First import some libraries to do some data manipulation, math, and modeling.

For polynomial regression, you want to pick the order/degree based on both low training error and low test error. This means it generalizes well represent the test and training sets.

In [None]:
import numpy as np
import matplotlib
import pandas as pd
import matplotlib.pyplot as plt
from sklearn import datasets, linear_model, preprocessing
import numpy.polynomial.polynomial as poly
%matplotlib inline

## Import Data

Use pandas module to read the file and import into a dataframe. Print the data frame to make sure that the data is being imported correctly. Using "dataframe.values" returns a Numpy representation of the DataFrame to be spliced according to however is necessary. Reshape the feature matrix and target vector to both be of the same rank.

In [None]:
df = pd.read_csv('filename.csv')
print(df)
data = df.values
X = data[:,0]
Y = data[:,1]
X = X.reshape(X.shape[0],1)
Y = Y.reshape(Y.shape[0],1)

## Training Set and Test Set

Here the feature matrix and target vector are both partitioned into two sets, one for training and for test.

In [None]:
# probably not necessary if we do k-fold validation
X_tr = X[0:100,0]
Y_tr = Y[0:100,0]
X_test = X[100:200,0]
Y_test = Y[100:200,0]

## Plotting the Data

To show the original shape of the training set.

In [None]:
plt.scatter(X_tr,Y_tr)
plt.xlabel('Training set of X')
plt.ylabel('Training set of Y')
plt.show()

## Model Selection

Obtain polynomial regression models of different orders starting from linear regression i.e. degree = 1 to higher degree models like degree = 2 to 10. Find training and test error for every order and plot these errors v/s degree.

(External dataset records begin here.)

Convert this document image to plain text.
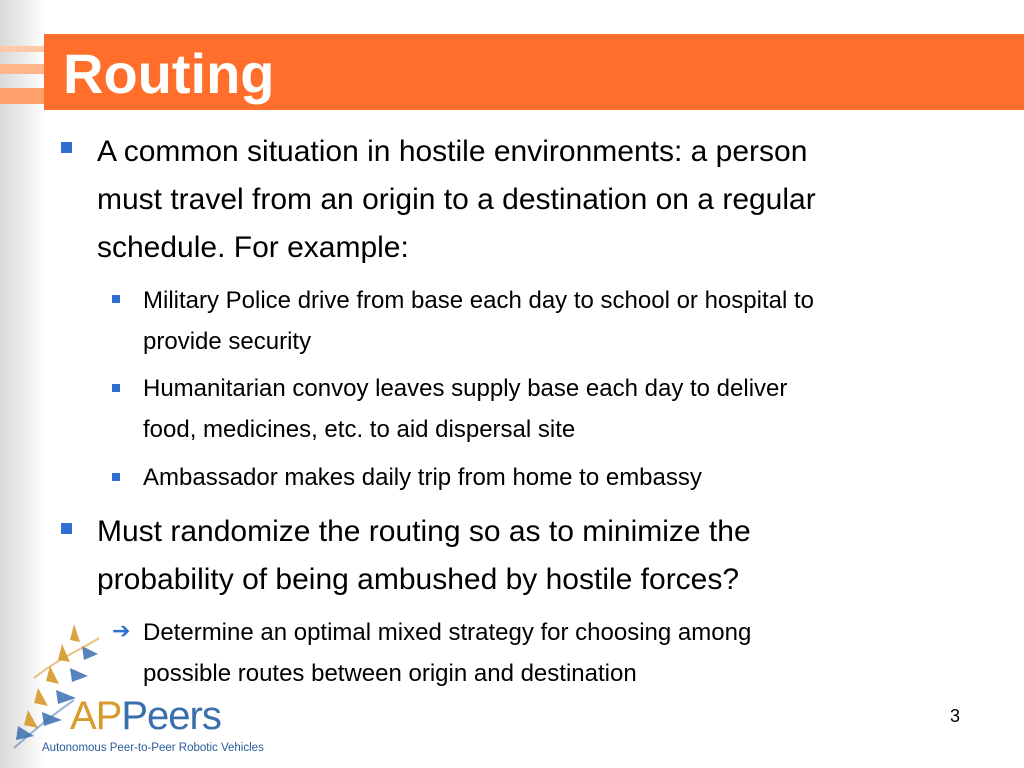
Routing
A common situation in hostile environments: a person
must travel from an origin to a destination on a regular
schedule. For example:
Military Police drive from base each day to school or hospital to
provide security
Humanitarian convoy leaves supply base each day to deliver
food, medicines, etc. to aid dispersal site
Ambassador makes daily trip from home to embassy
Must randomize the routing so as to minimize the
probability of being ambushed by hostile forces?
➔ Determine an optimal mixed strategy for choosing among
possible routes between origin and destination
APPeers
Autonomous Peer-to-Peer Robotic Vehicles
3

Select the order that fits the data best based on low training and test error. You can use poly.polyval method from numpy to find coefficients of the different models.

In [None]:
Errors_test = []
Errors_tr = []
for degree in range(1, 11):
    print("Degree: ", degree)
    # polyfit will return array of polynomial coefficients 
    polyCoefficients = poly.polyfit(X_tr, Y_tr, degree)
    print("Polynomial Coefficients: ", polyCoefficients)
    
    yHat_tr = poly.polyval(X_tr, polyCoefficients)
    TrainingError = np.sum(np.square(Y_tr - yHat_tr)) * 1/(2*Y_tr.shape[0])
    Errors_tr.append(TrainingError)
    print("Training Errors: ", Errors_tr)
    
    yHat_test  = poly.polyval(X_test, polyCoefficients)
    TestError = np.sum(np.square(Y_test - yHat_test)) * 1/(2*Y_test.shape[0])
    Errors_test.append(TestError)
    print("Test Errors: ", Errors_test)
    
    # creates evenly spaced numbers over a specified interval
    xAxisSpacing = np.linspace(-1, 1, 150)
    # evaluates the polynomial at all points across the xAxisSpacing
    yAxisHat = poly.polyval(xAxisSpacing, polyCoefficients)
    plt.xlim(-2,2)
    plt.ylim(-25,25)
    plt.plot(xAxisSpacing,yAxisHat, 'r-')
    plt.scatter(X_tr,Y_tr)
    plt.xlabel("Training Set of X")
    plt.ylabel("Training Set of Y")
    plt.xlim([-2,2])
    plt.show()
    
    
    

Find training and test error for every order and plot these errors v/s degree. Select the order that fits the data best based on low training and test error.

In [None]:

degree = np.array(range(1,11))
# Plot the degree against the Training Error
plt.plot(degree,Errors_tr)
plt.xlabel("Degree Order")
plt.ylabel("Training Error")
plt.title("Training Error vs. Degree Order")
plt.grid()

In [None]:
degree = np.array(range(1,11))
# Plot the degree against the Training Error
plt.plot(degree,Errors_test)
plt.xlabel("Degree Order")
plt.ylabel("Test Error")
plt.title("test Error vs. Degree Order")
plt.grid()